Poor spelling and even worse grammer are things that can generally be accommodated on a public forum. However can the word 'stop' mean anything other than 'stop'?. Perhaps it has another meaning that I have yet to discover! :roll:

PS. Shall we now debate the 'Halt' signs that are seen on many roads?


----------



## greenasthegrass (Oct 27, 2007)

OK OK I'll stop to the point might wait to be asked to move on! ha! think I meant I slowly move forward (in England anyhoo) and seeing if its clear then carry on - obviously STOP means STOP so I'll be STOPPING then!

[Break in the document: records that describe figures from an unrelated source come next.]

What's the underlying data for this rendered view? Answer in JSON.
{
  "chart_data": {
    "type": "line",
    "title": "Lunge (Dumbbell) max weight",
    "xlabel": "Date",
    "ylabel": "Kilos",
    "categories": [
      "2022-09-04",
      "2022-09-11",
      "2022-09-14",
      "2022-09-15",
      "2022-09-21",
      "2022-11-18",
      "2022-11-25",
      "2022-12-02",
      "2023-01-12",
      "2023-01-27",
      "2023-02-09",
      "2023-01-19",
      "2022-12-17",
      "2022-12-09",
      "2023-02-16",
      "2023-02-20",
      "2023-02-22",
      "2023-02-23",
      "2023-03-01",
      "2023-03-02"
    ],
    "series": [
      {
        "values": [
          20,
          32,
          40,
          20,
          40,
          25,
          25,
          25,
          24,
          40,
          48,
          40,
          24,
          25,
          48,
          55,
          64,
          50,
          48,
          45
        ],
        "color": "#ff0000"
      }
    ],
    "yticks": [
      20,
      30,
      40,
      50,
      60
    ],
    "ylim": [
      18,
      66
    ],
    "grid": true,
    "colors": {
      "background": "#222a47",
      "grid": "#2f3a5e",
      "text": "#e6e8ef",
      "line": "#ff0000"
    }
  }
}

Am I have a strop about STOP? 

:roll: 

Greenie


----------



## EJB (Aug 25, 2007)

Greenie,
I think the meaning of the word is the same in all countries.....even in England :wink: :lol:


----------



## andyangyh (May 1, 2005)

I don't understand why a French sign says "Stop" when the French for stop is "Arrettez". Don't worry - none of my French friends understand it either.


----------



## EJB (Aug 25, 2007)

The 'Stop' sign is seen in many countries :wink:


----------



## greenasthegrass (Oct 27, 2007)

OK can we stop now?


----------



## EJB (Aug 25, 2007)

Yes Please!!!..........by the way....this driving licence question?????? :lol:


----------



## Dougle (May 18, 2006)

EJB said:


> Poor spelling and even worse grammer are things that can generally be accommodated on a public forum. However can the word 'stop' mean anything other than 'stop'?. Perhaps it has another meaning that I have yet to discover! :roll:
> 
> PS. Shall we now debate the 'Halt' signs that are seen on many roads?


I thought poor spelling & grammer where the same thing.


----------